The simplified process of gate CNOT can be seen in Fig. 10. Through the relationship \(HR_z(0)H\) \(R_z(0)=I\), the above line is I gate, so we get the circuit (1). By the relationship \(HR_z(-\frac{\pi }{2})H=R_x(-\frac{\pi }{2})\) and \(R_z(-\frac{\pi }{2})H=R_x(\frac{\pi }{2})R_z(\frac{\pi }{2})\), we get the circuit (2). Via the relationship \((R_z(\frac{\pi }{2})\otimes R_x(\frac{\pi }{2}))CZ(I\otimes R_x(-\frac{\pi }{2}))CZ=CNOT\), we get the gate CNOT after correcting H and \(R_z(-\frac{\pi }{2})\).\(\square \)

Fig. 9

Simplified process of gate Y

Fig. 10

Simplified process of gate CNOT

Appendix C

Here, we give a detailed calculation process for the range of \(\epsilon \). Since \(\epsilon \geqslant \frac{2}{3}\cdot \frac{1}{1-q}\geqslant \frac{2}{3}\cdot \frac{1+3\epsilon -6\sqrt{\epsilon }}{1-6\sqrt{\epsilon }}\), we get \(18\epsilon \sqrt{\epsilon }+3\epsilon -12\sqrt{\epsilon }+2\leqslant 0\). Suppose a function \(f(x)=18x\sqrt{x}+3x-12\sqrt{x}+2\), the first-order derivative is \(f'(x)=27\sqrt{x}+3-\frac{6}{\sqrt{x}}\). When \(f'(x)\) equals to 0, the solution is \(x\approx 0.175\), so we obtain \(f(0.175)=-1.1772\). The second-order derivative of f(x) is \(f^{''}(x)=\frac{27}{2\sqrt{x}}+\frac{3}{x\sqrt{x}}\), and we can know \(f^{''}(0.175)>0\). According to the sufficient conditions of extreme value, \(f(0.175)=-1.1772\) is the minimum value. When \(f(x)=0\), we get \(x_1\approx 0.035, x_2\approx 0.384\) calculated by MATLAB. By analyzing the relationship of \(x, f'(x)\) and f(x), we get the conclusion: The function f(x) is decreasing when \(x\in [0,0.175)\), while it is increasing when \(x\in (0.175,1]\). It is easy to get \(x\in [0.035, 0.384]\) when \(f(x)\leqslant 0\). Therefore, the range of \(\epsilon \) is [0.035, 0.384].

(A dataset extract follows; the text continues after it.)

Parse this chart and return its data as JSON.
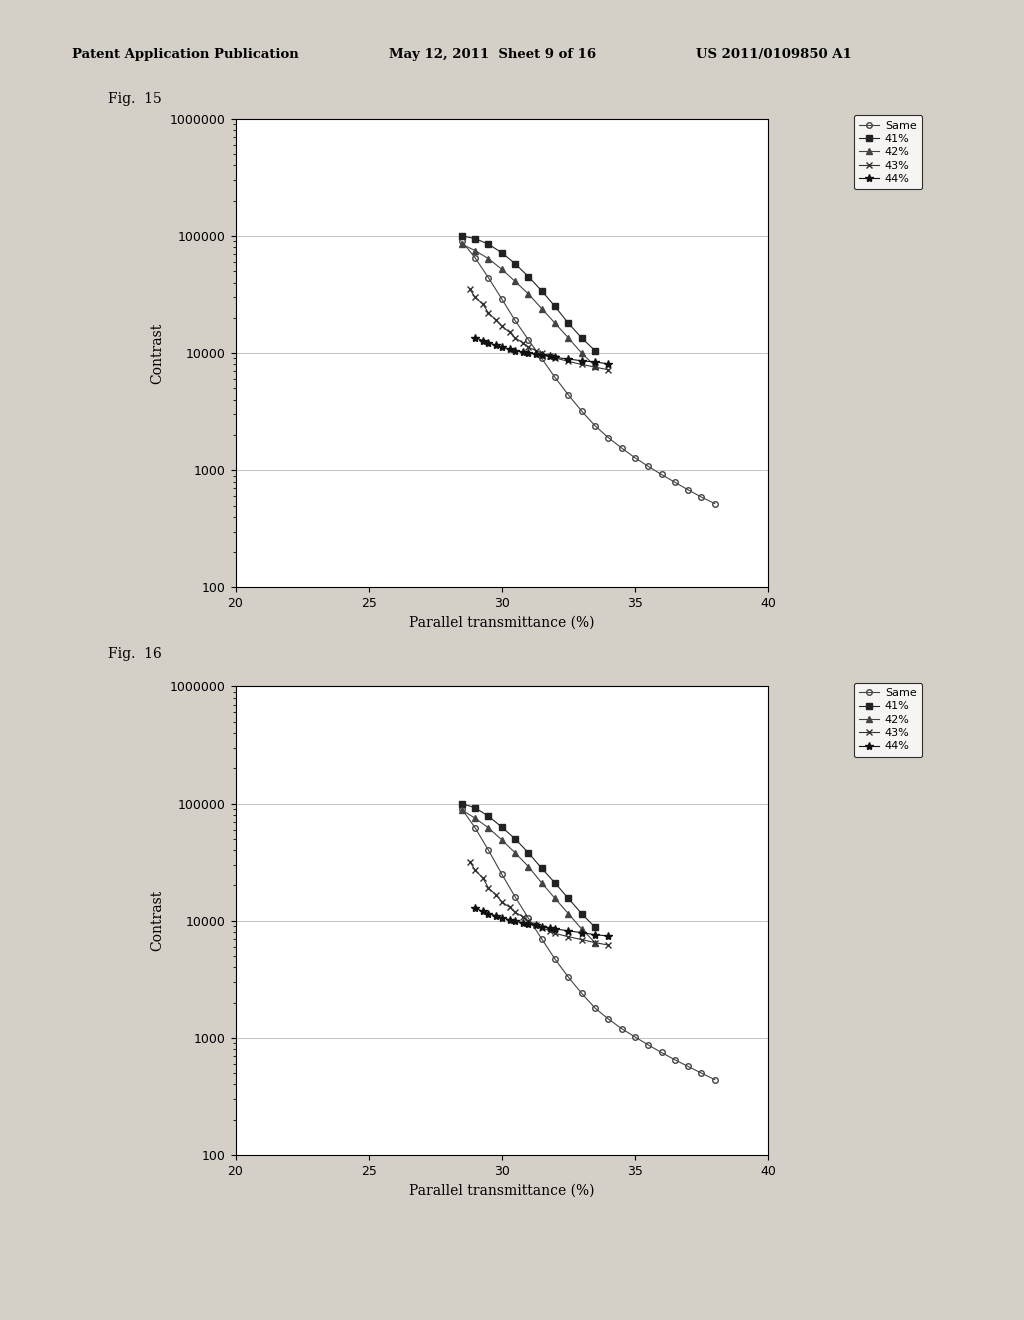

Moreover, for \(q\geqslant \frac{3\epsilon }{1+3\epsilon -6\sqrt{\varepsilon }}\), we verify that the range of q is [0, 1]. Suppose a function \(g(y)=\frac{3y}{1+3y-6\sqrt{y}}\), we compute the first-order derivative \(g'(y)=\frac{3-9\sqrt{y}}{(1+3y-6\sqrt{y})^2}\). The function g(y) is increasing if \(g'(y)=\frac{3-9\sqrt{y}}{(1+3y-6\sqrt{y})^2}\geqslant 0\) with \(y\in [0,\frac{1}{9}]\). Otherwise, g(y) is decreasing with \(y> \frac{1}{9}\). Naturally, we obtain \(g(y)_{max}=g(\frac{1}{9})=-\frac{1}{2}\). For \(\epsilon \in [0.035, 0.384]\), it is obvious that \(\frac{1}{9}\in [0.035, 0.384].\) Hence, it is reasonable for \(q\in [0,1].\)